Here are the different stages of the transformations process.
- Data sources: With their own event bus, data comes from the Blinkist apps—the web app, iOS and Androids apps and from Alexa Skills. Events also come back from marketing systems (Facebook) and marketing automation / CRM systems (Braze).
- Data ingest: Alchemist consists of AWS Kinesis coupled with Lambda functions, and also CloudWatch for real-time monitoring. Alchemist processes, transforms, enriches and validates all events and writes them into Amazon Redshift via S3.
- Data warehouse: Amazon Redshift, dc2.large nodes. Blinkist also uses Redshift Spectrum, for joining data in S3 with data in Redshift.
- Data modeling / predictions: Blinkist uses Matillion, an “ELT” product, to transform within their Redshift data warehouse. For the recommendation part, Melisa uses Amazon Sagemaker for machine learning. “We push the final calculations from Redshift into S3. We have multiple Sagemaker notebooks that train on that data and give recommendations.”
- Data serving: The recommendations from Sagemaker are written to DynamoDB and exposed via an API.
- Data visualization: For the business intelligence part, Blinkist uses Periscope Data and Amplitude. Both connect to the final calculations in S3 / Redshift. “We use Periscope data for general and marketing reporting, for its flexibility. User engagement data however goes into Amplitude, to analyze the product analytics side more in depth.”
The output of the data pipeline from the warehouse are fact tables, with a “books-in-blinks interaction funnel” as Melisa describes that part of the data platform. In those fact tables, “we’ve distilled all the information about customer interactions, day by day, on different platforms.”
Melisa deliver the recommendation / transformation work with a team of 6 people. In addition, there’s a data engineering team of 3 people that focuses on leveraging the data infrastructure including Alchemist. At the time of this post, Blinkist has 160 employees, and with a total of 6 +3 = 9 people, 5% of their headcount is dedicated to the core data platform.
Best practices and lessons learned
Melisa has to offer a few lessons learned based on her work in the past few years. Doing it all over again, “I think I would be a little bit more disruptive and aggressive to launch data science within the company. That applies to all companies who want to switch from traditional BI to data science.”
The key is to increase the level of acceptance for data science and data products within a company. Melisa has three key recommendations.
- Make every team member a data science evangelist, and embed them into the organization.
- Be mindful and listen to your audience and your colleagues—machine learning can do nothing if the people building the models don’t understand and don’t work together with the business.
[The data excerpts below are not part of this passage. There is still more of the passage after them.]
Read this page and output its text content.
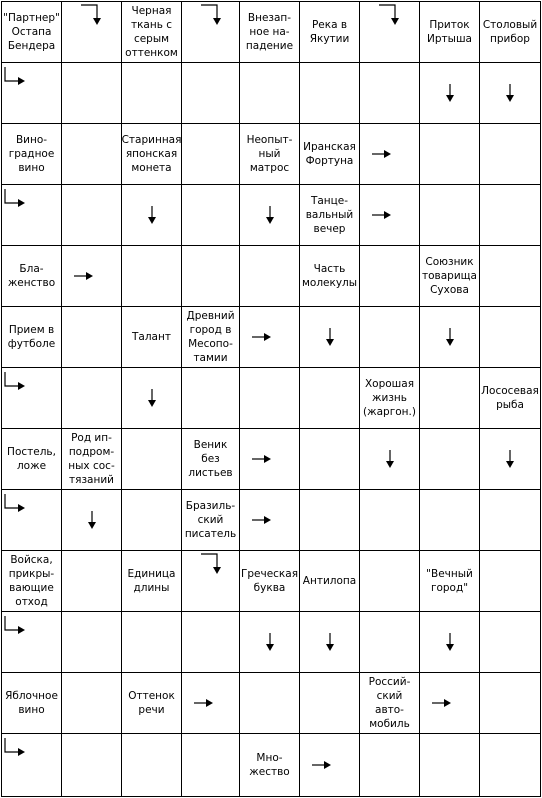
"Партнер" Остапа Бендера
Черная ткань с серым оттенком
Внезап-ное на-падение
Река в Якутии
Приток Иртыша
Столовый прибор
Вино-градное вино
Старинная японская монета
Неопыт-ный матрос
Иранская Фортуна
Танце-вальный вечер
Бла-женство
Часть молекулы
Союзник товарища Сухова
Прием в футболе
Талант
Древний город в Месопо-тамии
Хорошая жизнь (жаргон.)
Лососевая рыба
Постель, ложе
Род ип-подром-ных сос-тязаний
Веник без листьев
Бразиль-ский писатель
Войска, прикры-вающие отход
Единица длины
Греческая буква
Антилопа
"Вечный город"
Яблочное вино
Оттенок речи
Россий-ский авто-мобиль
Мно-жество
- Build small samples and do more proof of concepts, “MVP” (“minimum viable product”) MVP versions of big projects and just show the tip of the iceberg saying “Hey, this can help. This is just an example of what we can do.”
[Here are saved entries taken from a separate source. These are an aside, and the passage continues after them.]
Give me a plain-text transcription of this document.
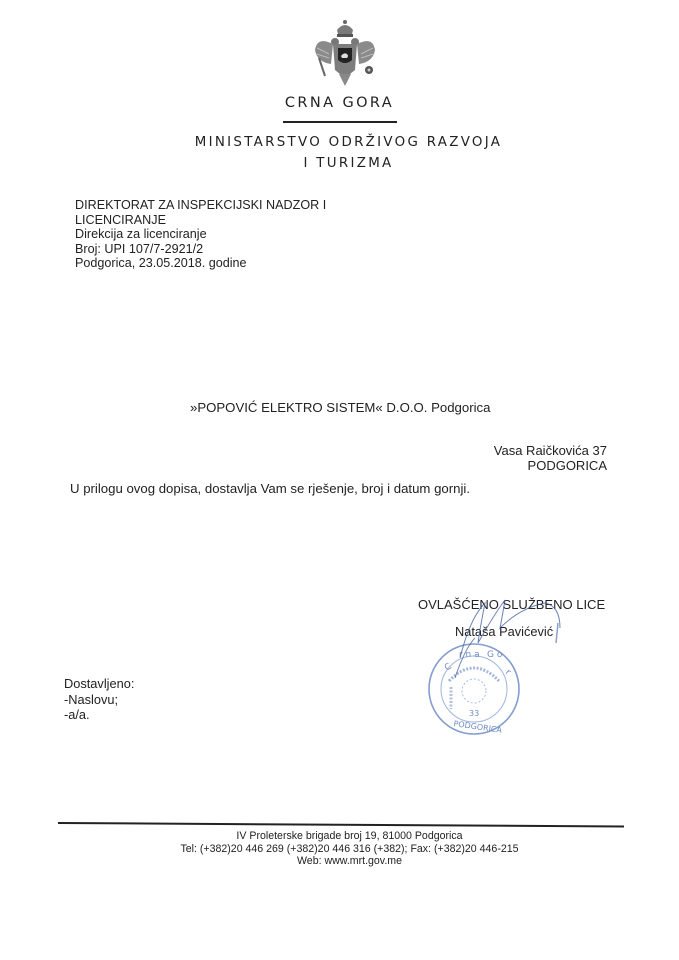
CRNA GORA
MINISTARSTVO ODRŽIVOG RAZVOJA
I TURIZMA
DIREKTORAT ZA INSPEKCIJSKI NADZOR I
LICENCIRANJE
Direkcija za licenciranje
Broj: UPI 107/7-2921/2
Podgorica, 23.05.2018. godine
»POPOVIĆ ELEKTRO SISTEM« D.O.O. Podgorica
Vasa Raičkovića 37
PODGORICA
U prilogu ovog dopisa, dostavlja Vam se rješenje, broj i datum gornji.
OVLAŠĆENO SLUŽBENO LICE
Nataša Pavićević
C
r n a G o
r
33
PODGORICA
Dostavljeno:
-Naslovu;
-a/a.
IV Proleterske brigade broj 19, 81000 Podgorica
Tel: (+382)20 446 269 (+382)20 446 316 (+382); Fax: (+382)20 446-215
Web: www.mrt.gov.me
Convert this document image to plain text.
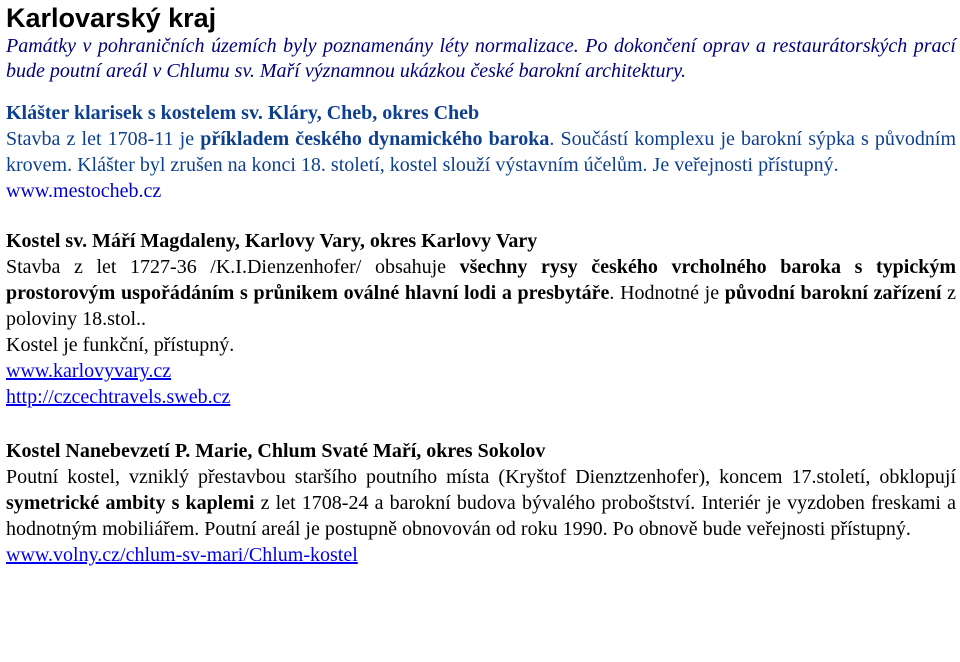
Karlovarský kraj

Památky v pohraničních územích byly poznamenány léty normalizace. Po dokončení oprav a restaurátorských prací bude poutní areál v Chlumu sv. Maří významnou ukázkou české barokní architektury.

Klášter klarisek s kostelem sv. Kláry, Cheb, okres Cheb
Stavba z let 1708-11 je příkladem českého dynamického baroka. Součástí komplexu je barokní sýpka s původním krovem. Klášter byl zrušen na konci 18. století, kostel slouží výstavním účelům. Je veřejnosti přístupný.
www.mestocheb.cz
Kostel sv. Máří Magdaleny, Karlovy Vary, okres Karlovy Vary
Stavba z let 1727-36 /K.I.Dienzenhofer/ obsahuje všechny rysy českého vrcholného baroka s typickým prostorovým uspořádáním s průnikem oválné hlavní lodi a presbytáře. Hodnotné je původní barokní zařízení z poloviny 18.stol..
Kostel je funkční, přístupný.
www.karlovyvary.cz
http://czcechtravels.sweb.cz
Kostel Nanebevzetí P. Marie, Chlum Svaté Maří, okres Sokolov
Poutní kostel, vzniklý přestavbou staršího poutního místa (Kryštof Dienztzenhofer), koncem 17.století, obklopují symetrické ambity s kaplemi z let 1708-24 a barokní budova bývalého proboštství. Interiér je vyzdoben freskami a hodnotným mobiliářem. Poutní areál je postupně obnovován od roku 1990. Po obnově bude veřejnosti přístupný.
www.volny.cz/chlum-sv-mari/Chlum-kostel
“In every company, no matter how data aware they are, they are used to descriptive reports. They are used to seeing what they’ve done.” But that’s a different level than “estimating what to expect, predicting what’s going to happen, and recommending what to do.” And so “showing people what we can do with data, how they can incorporate it into their work and show real life examples”, is what distincts successful data teams from the rest.